Module 10: Deep Learning with Keras, Grounded in scikit-learn

Listen to this article

Deep learning often feels like a separate world, but the basic machine learning discipline remains the same: split data, preprocess inputs, train on known answers, evaluate honestly, and compare against baselines. Keras extends that workflow into deeper and more flexible neural networks.

Deep learning should not feel like abandoning the core machine learning workflow. It still needs the same habits. We still define a target. We still separate training and test data. We still compare to a baseline. We still evaluate with metrics that match the decision. The tools change, but the discipline stays.

The companion script is: ML-Blog/module_10_keras_bridge.py at main · aduwillie/ML-Blog

It creates a small synthetic product-review dataset. It first trains a scikit-learn text classifier baseline. Then, if TensorFlow/Keras is installed, it trains a compact Keras neural network on the same task.

Standalone orientation

You can read this article without reading the neural-network modules first. The minimum idea is that text must be converted into numbers before a model can learn from it. The article compares two ways to do that: a scikit-learn TF-IDF baseline and a Keras model that learns token embeddings.

If you are reading the whole series, this module bridges from scikit-learn’s consistent estimator workflow into Keras. If you are reading it alone, focus on continuity rather than novelty: X is still input data, y is still the label, training still adjusts weights, validation still protects against overfitting, and metrics still decide whether the model is useful.

How to read the examples: text `X`, label `y`, vectorizers, and layers

In this module, X is not a numeric dataframe. It is an array of product-review strings. Each item is a sentence-like review such as “great battery life and easy setup” or “poor battery life and confusing setup.”

y is the sentiment label for each review. A value of 1 means positive. A value of 0 means negative. This is a classification task because the model predicts a category.

The scikit-learn baseline uses two components:

Component	Role
`TfidfVectorizer`	Converts raw text in `X` into numeric features based on word and phrase importance.
`LogisticRegression`	Learns a classification boundary from those text features to `y`.

The Keras model uses a different set of components:

Component	Role
`TextVectorization`	Learns a vocabulary and converts strings to integer token sequences.
`Embedding`	Converts token IDs into dense learned vectors.
`GlobalAveragePooling1D`	Summarizes token embeddings into one review-level representation.
`Dense`	Learns nonlinear combinations of the representation.
`Dropout`	Randomly drops some activations during training to reduce overfitting.
final `Dense(1, sigmoid)`	Outputs a probability for the positive class.

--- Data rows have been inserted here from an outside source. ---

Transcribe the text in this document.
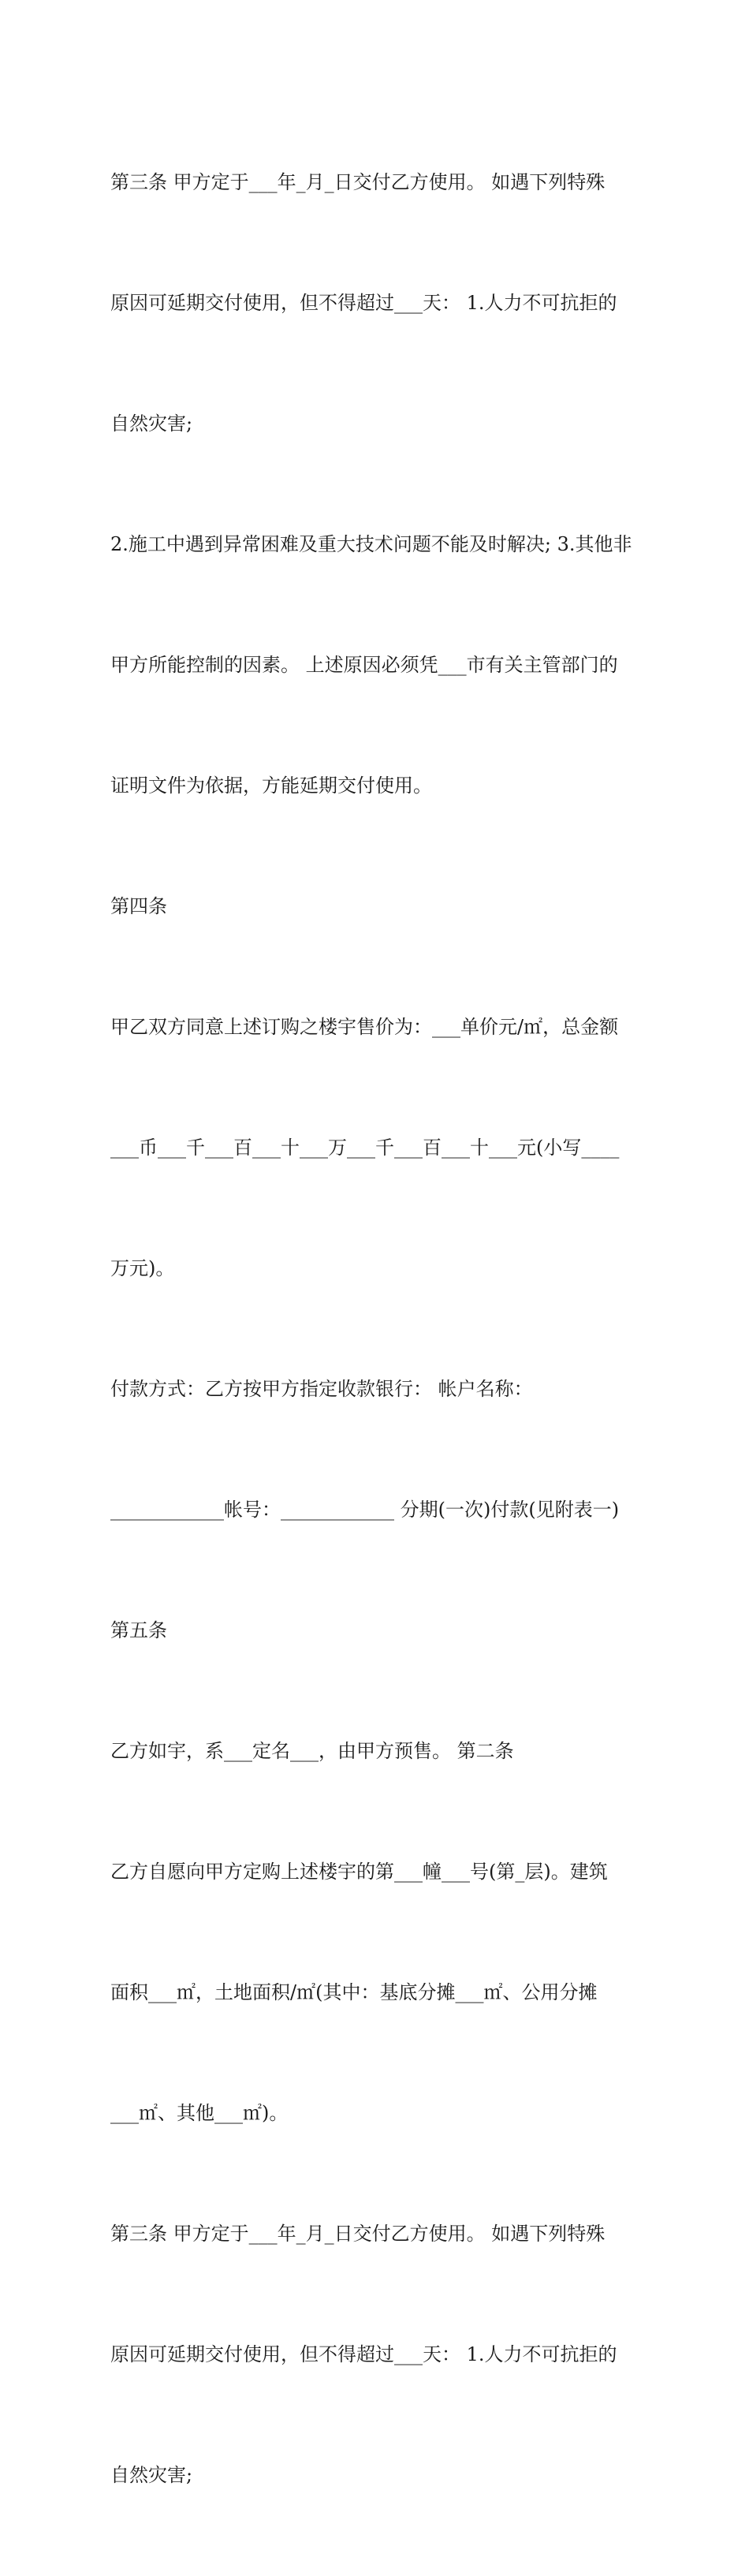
第三条 甲方定于___年_月_日交付乙方使用。 如遇下列特殊

原因可延期交付使用，但不得超过___天： 1.人力不可抗拒的

自然灾害;

2.施工中遇到异常困难及重大技术问题不能及时解决; 3.其他非

甲方所能控制的因素。 上述原因必须凭___市有关主管部门的

证明文件为依据，方能延期交付使用。

第四条

甲乙双方同意上述订购之楼宇售价为：___单价元/㎡，总金额

___币___千___百___十___万___千___百___十___元(小写____

万元)。

付款方式：乙方按甲方指定收款银行： 帐户名称：

____________帐号：____________ 分期(一次)付款(见附表一)

第五条

乙方如宇，系___定名___，由甲方预售。 第二条

乙方自愿向甲方定购上述楼宇的第___幢___号(第_层)。建筑

面积___㎡，土地面积/㎡(其中：基底分摊___㎡、公用分摊

___㎡、其他___㎡)。

第三条 甲方定于___年_月_日交付乙方使用。 如遇下列特殊

原因可延期交付使用，但不得超过___天： 1.人力不可抗拒的

自然灾害;
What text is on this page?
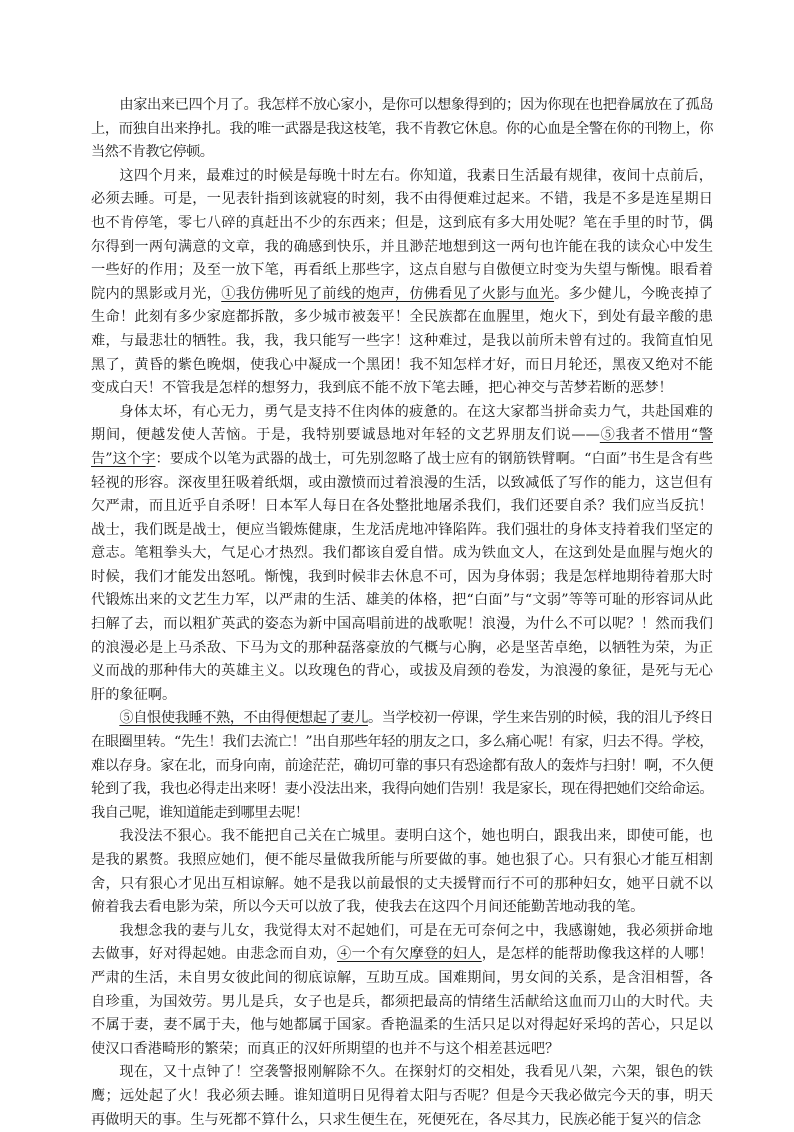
由家出来已四个月了。我怎样不放心家小，是你可以想象得到的；因为你现在也把眷属放在了孤岛上，而独自出来挣扎。我的唯一武器是我这枝笔，我不肯教它休息。你的心血是全警在你的刊物上，你当然不肯教它停顿。

这四个月来，最难过的时候是每晚十时左右。你知道，我素日生活最有规律，夜间十点前后，必须去睡。可是，一见表针指到该就寝的时刻，我不由得便难过起来。不错，我是不多是连星期日也不肯停笔，零七八碎的真赶出不少的东西来；但是，这到底有多大用处呢？笔在手里的时节，偶尔得到一两句满意的文章，我的确感到快乐，并且渺茫地想到这一两句也许能在我的读众心中发生一些好的作用；及至一放下笔，再看纸上那些字，这点自慰与自傲便立时变为失望与惭愧。眼看着院内的黑影或月光，①我仿佛听见了前线的炮声，仿佛看见了火影与血光。多少健儿，今晚丧掉了生命！此刻有多少家庭都拆散，多少城市被轰平！全民族都在血腥里，炮火下，到处有最辛酸的患难，与最悲壮的牺牲。我，我，我只能写一些字！这种难过，是我以前所未曾有过的。我简直怕见黑了，黄昏的紫色晚烟，使我心中凝成一个黑团！我不知怎样才好，而日月轮还，黑夜又绝对不能变成白天！不管我是怎样的想努力，我到底不能不放下笔去睡，把心神交与苦梦若断的恶梦！

身体太坏，有心无力，勇气是支持不住肉体的疲惫的。在这大家都当拼命卖力气，共赴国难的期间，便越发使人苦恼。于是，我特别要诚恳地对年轻的文艺界朋友们说——⑤我者不惜用“警告”这个字：要成个以笔为武器的战士，可先别忽略了战士应有的钢筋铁臂啊。“白面”书生是含有些轻视的形容。深夜里狂吸着纸烟，或由激愤而过着浪漫的生活，以致减低了写作的能力，这岂但有欠严肃，而且近乎自杀呀！日本军人每日在各处整批地屠杀我们，我们还要自杀？我们应当反抗！战士，我们既是战士，便应当锻炼健康，生龙活虎地冲锋陷阵。我们强壮的身体支持着我们坚定的意志。笔粗拳头大，气足心才热烈。我们都该自爱自惜。成为铁血文人，在这到处是血腥与炮火的时候，我们才能发出怒吼。惭愧，我到时候非去休息不可，因为身体弱；我是怎样地期待着那大时代锻炼出来的文艺生力军，以严肃的生活、雄美的体格，把“白面”与“文弱”等等可耻的形容词从此扫解了去，而以粗犷英武的姿态为新中国高唱前进的战歌呢！浪漫，为什么不可以呢？！然而我们的浪漫必是上马杀敌、下马为文的那种磊落豪放的气概与心胸，必是坚苦卓绝，以牺牲为荣，为正义而战的那种伟大的英雄主义。以玫瑰色的背心，或拔及肩颈的卷发，为浪漫的象征，是死与无心肝的象征啊。

⑤自恨使我睡不熟，不由得便想起了妻儿。当学校初一停课，学生来告别的时候，我的泪儿予终日在眼圈里转。“先生！我们去流亡！”出自那些年轻的朋友之口，多么痛心呢！有家，归去不得。学校，难以存身。家在北，而身向南，前途茫茫，确切可靠的事只有恐途都有敌人的轰炸与扫射！啊，不久便轮到了我，我也必得走出来呀！妻小没法出来，我得向她们告别！我是家长，现在得把她们交给命运。我自己呢，谁知道能走到哪里去呢！

我没法不狠心。我不能把自己关在亡城里。妻明白这个，她也明白，跟我出来，即使可能，也是我的累赘。我照应她们，便不能尽量做我所能与所要做的事。她也狠了心。只有狠心才能互相割舍，只有狠心才见出互相谅解。她不是我以前最恨的丈夫援臂而行不可的那种妇女，她平日就不以俯着我去看电影为荣，所以今天可以放了我，使我去在这四个月间还能勤苦地动我的笔。

我想念我的妻与儿女，我觉得太对不起她们，可是在无可奈何之中，我感谢她，我必须拼命地去做事，好对得起她。由悲念而自劝，④一个有欠摩登的妇人，是怎样的能帮助像我这样的人哪！严肃的生活，未自男女彼此间的彻底谅解，互助互成。国难期间，男女间的关系，是含泪相誓，各自珍重，为国效劳。男儿是兵，女子也是兵，都须把最高的情绪生活献给这血而刀山的大时代。夫不属于妻，妻不属于夫，他与她都属于国家。香艳温柔的生活只足以对得起好采坞的苦心，只足以使汉口香港畸形的繁荣；而真正的汉奸所期望的也并不与这个相差甚远吧？

现在，又十点钟了！空袭警报刚解除不久。在探射灯的交相处，我看见八架，六架，银色的铁鹰；远处起了火！我必须去睡。谁知道明日见得着太阳与否呢？但是今天我必做完今天的事，明天再做明天的事。生与死都不算什么，只求生便生在，死便死在，各尽其力，民族必能于复兴的信念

The same X_train, X_test, y_train, and y_test structure remains. The difference is the representation. scikit-learn uses TF-IDF features. Keras learns token embeddings. Both are trying to map review text to sentiment labels.

Why Keras?

scikit-learn’s MLP models are useful for learning neural-network concepts, especially on tabular data. Keras is designed for deeper and more flexible neural-network architectures. It is commonly used for text, images, audio, sequence modeling, and custom deep-learning workflows.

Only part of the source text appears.